Your job doesn’t involve potentially dangerous machines or toxic chemicals. In fact, you sit in a comfortable chair at your desk most of your work day. So you probably assume there’s nothing dangerous about your work environment.
Unfortunately, that assumption may be wrong.
Researchers are warning that the typical office workplace can be hazardous to your health – simply because of all that sitting behind your desk.
Maybe you’ve always thought a person had to be a couch potato who watches too much TV at night to qualify as sedentary. However, it turns out that simply sitting all day while you work fits the definition of a sedentary lifestyle, too. Working out a few times a week doesn’t override the health dangers of a not-moving-around- most-of-the-day lifestyle.
Why Sitting too Much is a Health Risk
“Sitting is now literally the most common human behavior – more common than sleeping,” says Marc Hamilton, Ph.D., an inactivity researcher at Pennington Biomedical Research Center in Baton Rouge, Louisiana.
As Dr. Hamilton explained at a recent inactivity physiology seminar at the University of Michigan School of Kinesiology, what he calls “over sitting” most of the day can be as much of a health problem as frequent overeating. That’s because physical inactivity hour after hour (even if you work out regularly) produces potent cellular and metabolic responses in the body.
The result? People who sit a lot, including those sitting at desks in front of computers during the work week, could have an elevated risk for health problems ranging from heart disease and diabetes to obesity.
It doesn’t take long for too much sitting to have an impact, either. A case in point: Dr. Rikke Krogh-Madsen of the Center of Inflammation and Metabolism in Copenhagen tested the effects of a sedentary lifestyle by studying non-smoking, healthy men in their twenties. About half of them usually walked 6,000 steps per day and the other half averaged around 10,000 steps daily.

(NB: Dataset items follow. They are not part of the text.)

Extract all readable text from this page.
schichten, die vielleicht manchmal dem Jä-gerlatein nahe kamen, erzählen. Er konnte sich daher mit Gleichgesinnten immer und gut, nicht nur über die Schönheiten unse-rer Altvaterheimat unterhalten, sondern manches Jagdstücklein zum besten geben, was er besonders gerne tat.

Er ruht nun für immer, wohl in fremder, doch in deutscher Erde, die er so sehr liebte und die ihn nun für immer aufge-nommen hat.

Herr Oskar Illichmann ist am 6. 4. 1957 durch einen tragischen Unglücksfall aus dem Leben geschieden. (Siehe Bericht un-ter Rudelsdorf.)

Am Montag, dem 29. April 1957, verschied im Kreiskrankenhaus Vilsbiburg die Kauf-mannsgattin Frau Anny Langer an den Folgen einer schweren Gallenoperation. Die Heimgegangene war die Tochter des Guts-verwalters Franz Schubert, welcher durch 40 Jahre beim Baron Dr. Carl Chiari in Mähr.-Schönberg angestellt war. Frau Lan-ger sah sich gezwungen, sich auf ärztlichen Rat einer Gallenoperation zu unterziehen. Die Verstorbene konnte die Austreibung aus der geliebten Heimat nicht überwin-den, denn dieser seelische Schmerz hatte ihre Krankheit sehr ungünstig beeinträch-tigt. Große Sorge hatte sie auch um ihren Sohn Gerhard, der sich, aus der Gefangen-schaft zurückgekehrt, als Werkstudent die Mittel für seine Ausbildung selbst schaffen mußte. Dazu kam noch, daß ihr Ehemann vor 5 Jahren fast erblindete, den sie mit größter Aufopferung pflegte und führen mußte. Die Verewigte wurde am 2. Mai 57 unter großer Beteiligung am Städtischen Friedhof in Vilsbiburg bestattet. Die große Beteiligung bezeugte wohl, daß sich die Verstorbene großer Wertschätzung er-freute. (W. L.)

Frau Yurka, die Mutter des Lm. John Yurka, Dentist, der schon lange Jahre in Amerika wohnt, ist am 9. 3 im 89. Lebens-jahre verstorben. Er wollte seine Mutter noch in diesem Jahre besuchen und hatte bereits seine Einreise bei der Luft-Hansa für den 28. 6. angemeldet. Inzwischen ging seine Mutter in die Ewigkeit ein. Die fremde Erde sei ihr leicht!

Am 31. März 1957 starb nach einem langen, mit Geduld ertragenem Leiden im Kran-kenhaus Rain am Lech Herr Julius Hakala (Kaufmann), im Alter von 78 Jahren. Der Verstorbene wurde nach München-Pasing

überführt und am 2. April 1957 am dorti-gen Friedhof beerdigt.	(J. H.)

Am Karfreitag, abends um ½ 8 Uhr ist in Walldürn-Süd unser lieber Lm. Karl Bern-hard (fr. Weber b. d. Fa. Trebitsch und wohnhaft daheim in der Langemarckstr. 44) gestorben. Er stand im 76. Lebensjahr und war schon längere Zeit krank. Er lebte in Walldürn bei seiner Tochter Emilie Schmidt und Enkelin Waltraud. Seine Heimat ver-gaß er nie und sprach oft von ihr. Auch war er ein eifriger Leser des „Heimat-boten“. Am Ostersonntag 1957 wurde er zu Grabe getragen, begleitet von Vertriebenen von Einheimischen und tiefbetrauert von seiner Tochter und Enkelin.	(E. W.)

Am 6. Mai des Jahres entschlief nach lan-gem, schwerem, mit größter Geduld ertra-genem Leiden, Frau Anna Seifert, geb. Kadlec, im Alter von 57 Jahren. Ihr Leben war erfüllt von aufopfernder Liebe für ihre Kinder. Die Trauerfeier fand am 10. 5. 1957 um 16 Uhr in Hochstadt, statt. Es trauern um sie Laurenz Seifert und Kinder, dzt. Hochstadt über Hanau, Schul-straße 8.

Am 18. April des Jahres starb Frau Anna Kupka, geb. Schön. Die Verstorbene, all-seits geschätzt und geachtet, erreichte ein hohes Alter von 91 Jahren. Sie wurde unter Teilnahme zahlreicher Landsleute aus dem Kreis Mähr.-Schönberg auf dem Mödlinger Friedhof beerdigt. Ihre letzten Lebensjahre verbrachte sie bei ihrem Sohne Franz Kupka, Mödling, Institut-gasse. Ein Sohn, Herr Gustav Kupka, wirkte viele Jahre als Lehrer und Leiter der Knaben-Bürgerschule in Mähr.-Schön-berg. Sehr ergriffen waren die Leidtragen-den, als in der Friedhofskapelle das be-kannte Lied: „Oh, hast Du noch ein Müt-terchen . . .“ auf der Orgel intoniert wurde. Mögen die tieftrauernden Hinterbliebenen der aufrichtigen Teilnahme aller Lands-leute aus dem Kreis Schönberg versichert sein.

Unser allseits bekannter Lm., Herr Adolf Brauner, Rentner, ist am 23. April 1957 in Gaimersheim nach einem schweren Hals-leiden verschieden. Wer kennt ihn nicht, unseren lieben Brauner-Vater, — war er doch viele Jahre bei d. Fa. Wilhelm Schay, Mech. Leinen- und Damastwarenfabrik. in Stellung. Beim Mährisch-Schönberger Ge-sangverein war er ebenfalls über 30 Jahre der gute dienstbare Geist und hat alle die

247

All the men agreed to reduce their walking by sitting more often. In just two weeks, both groups of men experienced a worrisome increase in heart disease risk factors, including fat deposits in their abdomens and a whopping 60% rise in the amount of insulin circulating in their blood (a change linked to diabetes).
In other research, University of South Carolina public health researcher Steven Blair found that men who reported more than 23 hours a week of sedentary activity, i.e. mostly sitting, had a 64% greater risk of dying from heart disease than more active guys.
Could Working at Your Desk Make you Fat?
A study recently conducted at the Pennington Biomedical Research Center and published in the Public Library of Science (PLoS) journal found that less physical activity in the workplace over the past five decades has contributed to the obesity epidemic in the U.S.
The researchers looked at trends in occupational physical activities over the past fifty years. Then they compared these trends to changes in body weight in American men and women. The results revealed that back in the 1960s, more than half of jobs included moderate physical activity. However, most of today’s jobs involve far more sitting and require less than 20% of physical activity.
Bottom line: people burn up fewer calories at work in the 21 st century than they did in the past. And that has most likely contributed to an increase in weight for working men and women. “Our data provides further support to the importance of including both diet and physical activity in discussions related to be both the causes and potential solutions of the on-going obesity epidemic,” lead study Pennington Biomedical scientist Timothy Church, M.D., Ph.D., concluded.
How to Add Movement to Your Work Day
So if you get up and exercise before work or on your lunch hour, isn’t that enough? Unfortunately, although regular exercise is an important step toward good health, the experts say it may not be enough.
“Exercise is not a perfect antidote for sitting,” Dr. Hamilton explains.
That doesn’t mean you can’t have an office job if you want optimal health. The good news is that inactivity from sitting too many hours can be countered. What you need to aim for is increased physical activity throughout the day.
The key? Get into the habit of working more movement into your daily routine. Even seemingly minor strategies can help.
Ways to Get Moving at Work
The America on the Move Foundation, a non-profit organization which promotes active living offers these tips for adding extra steps and physical movement to your workday:
- Take frequent breaks from uninterrupted sitting. Simply getting up and moving around every 15 minutes was valuable to health. Don’t sit when it isn’t necessary. Stand up and walk a few steps as you talk on the phone.
- Take the stairs instead of the elevator whenever possible.
- Encourage your co-workers to join you on walks during breaks.
- Add more steps to your day by heading for the restroom on the other side of the building.
- Encourage mobile meetings. Is there a reason why meetings always have to be held around a conference table? Talk to your colleagues about gathering your notes and heading outside to walk and talk in good weather.
Don’t be surprised if in the not-so-distant future more work environments are designed to help workers avoid too much sitting. For example, some offices already incorporate standing desks and even treadmills.